Learned helplessness

“Learned helplessness” is a behavior observed in animal experiments. When a dog in a cage is subjected to shocks but restrained so that it cannot escape, it eventually stops fighting. Even when the door is open, the dog just lies there, “taking” it.

It has been proposed that people who suffered sufficient degrees of abuse (especially women, and especially those subject to intimate terrorism) eventually manifest this same tendency. This is used to explain why “she doesn’t just leave him”.

However, others have observed women in these situations, and have contented that the women do not demonstrate this behavior. In fact, they do still “rebel” in various ways. It’s just that that ways aren’t particularly useful or effective. Therefore, the thinking goes, the women are not “helpless”; they are just… well, they’re something that makes the results pretty much their own fault. “Hysterical” or “immature” or “manipulative” or something.

I think each position has merit, but is too absolute.

Another metaphor for “learned helplessness” is the elephant who was trained in its early years not to fight the chain holding him to a stake in the ground. When the elephant is small, that stake is sufficient to hold him fast. If he fights, he only tires (and perhaps injures) himself. Fighting has no positive result, and potentially negative results.

Once the elephant is grown, he has more than enough strength to pull the stake from the ground, but he never tries. Instead, he may toss its head, trumpet, give his mahout a dirty look, or otherwise generally act cranky or resentful. He does “rebel”, but not in effective ways.

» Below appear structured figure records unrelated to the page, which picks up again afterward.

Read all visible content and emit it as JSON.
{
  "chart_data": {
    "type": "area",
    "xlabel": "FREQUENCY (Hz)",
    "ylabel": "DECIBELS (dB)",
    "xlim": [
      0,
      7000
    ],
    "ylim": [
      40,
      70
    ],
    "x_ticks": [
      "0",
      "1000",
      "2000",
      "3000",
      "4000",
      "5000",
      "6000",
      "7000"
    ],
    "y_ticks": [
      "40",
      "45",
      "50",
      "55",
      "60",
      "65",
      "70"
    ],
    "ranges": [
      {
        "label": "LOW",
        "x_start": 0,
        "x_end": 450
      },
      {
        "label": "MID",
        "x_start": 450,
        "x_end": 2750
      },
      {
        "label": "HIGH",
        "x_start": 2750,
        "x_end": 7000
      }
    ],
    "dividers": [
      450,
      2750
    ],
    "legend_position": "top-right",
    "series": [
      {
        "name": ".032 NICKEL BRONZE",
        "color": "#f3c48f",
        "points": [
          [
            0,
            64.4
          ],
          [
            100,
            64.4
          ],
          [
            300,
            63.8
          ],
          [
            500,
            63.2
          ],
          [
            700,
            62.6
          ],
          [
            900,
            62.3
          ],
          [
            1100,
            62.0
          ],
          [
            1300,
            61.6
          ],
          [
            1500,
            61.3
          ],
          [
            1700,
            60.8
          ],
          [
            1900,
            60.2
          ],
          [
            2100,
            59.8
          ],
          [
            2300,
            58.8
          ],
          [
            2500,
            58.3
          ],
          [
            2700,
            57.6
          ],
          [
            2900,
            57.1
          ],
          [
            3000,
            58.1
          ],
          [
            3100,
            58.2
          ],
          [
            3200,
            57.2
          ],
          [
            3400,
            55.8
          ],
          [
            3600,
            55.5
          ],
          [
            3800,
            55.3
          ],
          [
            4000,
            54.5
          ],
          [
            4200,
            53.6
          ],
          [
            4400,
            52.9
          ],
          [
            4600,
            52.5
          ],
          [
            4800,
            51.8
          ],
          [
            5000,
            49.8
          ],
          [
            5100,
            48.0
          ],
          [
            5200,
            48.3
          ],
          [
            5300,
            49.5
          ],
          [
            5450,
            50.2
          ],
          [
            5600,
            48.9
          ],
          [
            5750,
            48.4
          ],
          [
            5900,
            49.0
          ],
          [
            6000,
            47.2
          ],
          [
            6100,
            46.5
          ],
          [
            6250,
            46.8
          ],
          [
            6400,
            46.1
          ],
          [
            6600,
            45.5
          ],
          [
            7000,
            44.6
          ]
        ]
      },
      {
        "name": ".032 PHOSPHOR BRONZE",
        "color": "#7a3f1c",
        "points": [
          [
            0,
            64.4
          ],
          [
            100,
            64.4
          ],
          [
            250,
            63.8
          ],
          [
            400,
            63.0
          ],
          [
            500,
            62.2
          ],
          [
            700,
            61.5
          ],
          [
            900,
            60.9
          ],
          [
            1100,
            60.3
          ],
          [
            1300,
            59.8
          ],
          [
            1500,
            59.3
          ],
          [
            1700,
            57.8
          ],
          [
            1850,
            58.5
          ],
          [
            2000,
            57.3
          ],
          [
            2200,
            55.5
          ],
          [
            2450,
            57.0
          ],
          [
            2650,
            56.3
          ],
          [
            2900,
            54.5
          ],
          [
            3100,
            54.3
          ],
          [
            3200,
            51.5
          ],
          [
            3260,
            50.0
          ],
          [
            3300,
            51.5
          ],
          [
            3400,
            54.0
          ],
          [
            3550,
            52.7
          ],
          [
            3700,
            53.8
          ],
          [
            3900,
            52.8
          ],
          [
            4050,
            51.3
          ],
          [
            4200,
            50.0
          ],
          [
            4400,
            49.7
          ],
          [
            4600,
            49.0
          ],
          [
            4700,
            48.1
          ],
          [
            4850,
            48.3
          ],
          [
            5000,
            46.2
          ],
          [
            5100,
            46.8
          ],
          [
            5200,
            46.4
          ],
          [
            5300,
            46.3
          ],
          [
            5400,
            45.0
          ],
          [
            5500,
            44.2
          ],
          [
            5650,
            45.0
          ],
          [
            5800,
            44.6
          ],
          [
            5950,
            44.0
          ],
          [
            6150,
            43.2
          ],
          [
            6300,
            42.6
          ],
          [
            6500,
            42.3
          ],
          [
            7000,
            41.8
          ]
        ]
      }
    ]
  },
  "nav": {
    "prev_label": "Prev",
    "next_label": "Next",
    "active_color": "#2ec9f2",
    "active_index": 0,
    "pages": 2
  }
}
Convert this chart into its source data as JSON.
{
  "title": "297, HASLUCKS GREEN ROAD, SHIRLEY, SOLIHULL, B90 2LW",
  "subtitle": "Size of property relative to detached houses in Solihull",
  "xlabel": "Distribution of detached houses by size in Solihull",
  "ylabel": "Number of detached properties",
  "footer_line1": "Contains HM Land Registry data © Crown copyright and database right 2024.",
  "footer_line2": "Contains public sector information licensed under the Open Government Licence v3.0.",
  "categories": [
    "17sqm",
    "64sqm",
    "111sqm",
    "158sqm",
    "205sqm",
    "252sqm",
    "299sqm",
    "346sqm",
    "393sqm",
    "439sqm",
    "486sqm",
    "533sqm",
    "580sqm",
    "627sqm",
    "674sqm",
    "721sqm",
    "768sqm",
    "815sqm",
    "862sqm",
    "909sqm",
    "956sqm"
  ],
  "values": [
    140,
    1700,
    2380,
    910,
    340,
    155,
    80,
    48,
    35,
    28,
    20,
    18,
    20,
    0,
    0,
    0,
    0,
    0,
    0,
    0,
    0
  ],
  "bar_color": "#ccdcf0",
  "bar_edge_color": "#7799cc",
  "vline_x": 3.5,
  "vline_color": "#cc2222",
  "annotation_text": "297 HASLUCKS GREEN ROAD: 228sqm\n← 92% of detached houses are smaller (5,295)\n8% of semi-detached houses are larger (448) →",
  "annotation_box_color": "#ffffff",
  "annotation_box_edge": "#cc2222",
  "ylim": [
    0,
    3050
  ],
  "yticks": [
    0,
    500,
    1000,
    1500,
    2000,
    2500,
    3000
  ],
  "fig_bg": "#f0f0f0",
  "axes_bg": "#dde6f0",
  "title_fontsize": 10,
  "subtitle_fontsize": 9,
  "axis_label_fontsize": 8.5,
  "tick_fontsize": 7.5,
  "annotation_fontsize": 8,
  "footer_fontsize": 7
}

He learned long ago not even to try. Pulling the stake doesn’t even occur to him as a valid option.

This, I think, is a better model of the ineffective patterns resulting from prolonged abuse, especially when it started in childhood. The diagnosis of Borderline Personality Disorder (BPD) generally includes the accusation of manipulativeness, but also condemns the sufferer for her ineffectiveness and clumsiness. The abused spouse is condemned for staying with her abuser, and her staying is used to accuse her of making it all up or blowing things out of proportion.

But the problem is simpler than that. She makes those dysfuntional decisions because she honestly can’t conceive of other options. She is ineffectual because she learned, long ago, that the effective means of rebellion were not options. Fighting for help (as a child) or leaving (as a spouse) simply never occurs to her.